Prisonnières des inégalités

, par Le Ravi , ROUCHARD Samantha

Les femmes incarcérées en Méditerranée sont minoritaires mais leur nombre augmente. Et elles sont la cible en détention de violences spécifiques.

« Les femmes sont très minoritaires en détention, mais c’est la population carcérale qui augmente le plus rapidement, et ce, dans un contexte où il n’y a pas forcément de places pensées pour elles », explique Carolina Nascimento, coordinatrice pays pour Prison Insider. Cette ONG basée à Lyon a pour objectif de faire connaître les conditions de détention des personnes privées de liberté à l’international et de promouvoir le respect de leur dignité et de leurs droits fondamentaux. Plus de 700 000 femmes sont emprisonnées dans le monde, elles représentent entre 2 et 10 % des personnes incarcérées, mais ces dernières années leur nombre s’accroît, plus que celui des détenus masculins.

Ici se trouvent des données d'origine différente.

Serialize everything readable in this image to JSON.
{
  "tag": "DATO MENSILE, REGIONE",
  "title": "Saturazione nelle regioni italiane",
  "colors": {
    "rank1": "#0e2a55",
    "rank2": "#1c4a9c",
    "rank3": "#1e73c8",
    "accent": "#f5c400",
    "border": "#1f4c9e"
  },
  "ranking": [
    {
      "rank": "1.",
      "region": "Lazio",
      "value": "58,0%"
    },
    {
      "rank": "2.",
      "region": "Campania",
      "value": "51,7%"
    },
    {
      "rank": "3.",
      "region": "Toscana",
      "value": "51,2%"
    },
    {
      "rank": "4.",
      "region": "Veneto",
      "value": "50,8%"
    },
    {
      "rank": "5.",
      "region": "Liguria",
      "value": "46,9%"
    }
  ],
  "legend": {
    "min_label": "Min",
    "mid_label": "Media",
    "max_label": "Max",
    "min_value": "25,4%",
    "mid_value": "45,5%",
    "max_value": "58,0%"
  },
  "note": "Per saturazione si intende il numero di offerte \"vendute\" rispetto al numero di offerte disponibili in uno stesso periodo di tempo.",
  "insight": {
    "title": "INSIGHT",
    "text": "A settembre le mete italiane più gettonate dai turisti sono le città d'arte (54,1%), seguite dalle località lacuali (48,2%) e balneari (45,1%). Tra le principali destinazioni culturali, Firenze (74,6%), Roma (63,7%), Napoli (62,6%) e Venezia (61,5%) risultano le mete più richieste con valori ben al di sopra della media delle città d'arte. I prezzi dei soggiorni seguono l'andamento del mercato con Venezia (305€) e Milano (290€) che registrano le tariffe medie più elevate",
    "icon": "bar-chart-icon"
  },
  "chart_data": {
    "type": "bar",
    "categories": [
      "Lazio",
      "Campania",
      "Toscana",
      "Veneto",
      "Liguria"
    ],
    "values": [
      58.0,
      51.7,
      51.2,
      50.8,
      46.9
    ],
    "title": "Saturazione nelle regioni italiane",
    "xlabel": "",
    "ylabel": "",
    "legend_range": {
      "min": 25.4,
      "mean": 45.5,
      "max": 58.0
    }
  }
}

Selon le Haut commissariat des Nations Unies aux droits de l’Homme, nombre d’entre elles subissent des traitements inhumains et dégradants lors de leur arrestation, de leur interrogatoire et de leur garde à vue. Notamment des fouilles corporelles invasives, des viols et menaces de viol, des tests de virginité, et des insultes et humiliations de nature sexuelle. Prison Insider compile de nombreux témoignages de prisonnières en ce sens. Les deux pays de la Méditerranée sur lesquels l’ONG a réussi à obtenir le plus d’informations sont le Maroc et la Tunisie, « car ce sont des pays qui sont dans une dynamique de réforme », souligne Carolina Nascimento. Les renseignements fournis proviennent d’associations locales, d’avocats et bien sûr de détenues ou d’anciennes détenues.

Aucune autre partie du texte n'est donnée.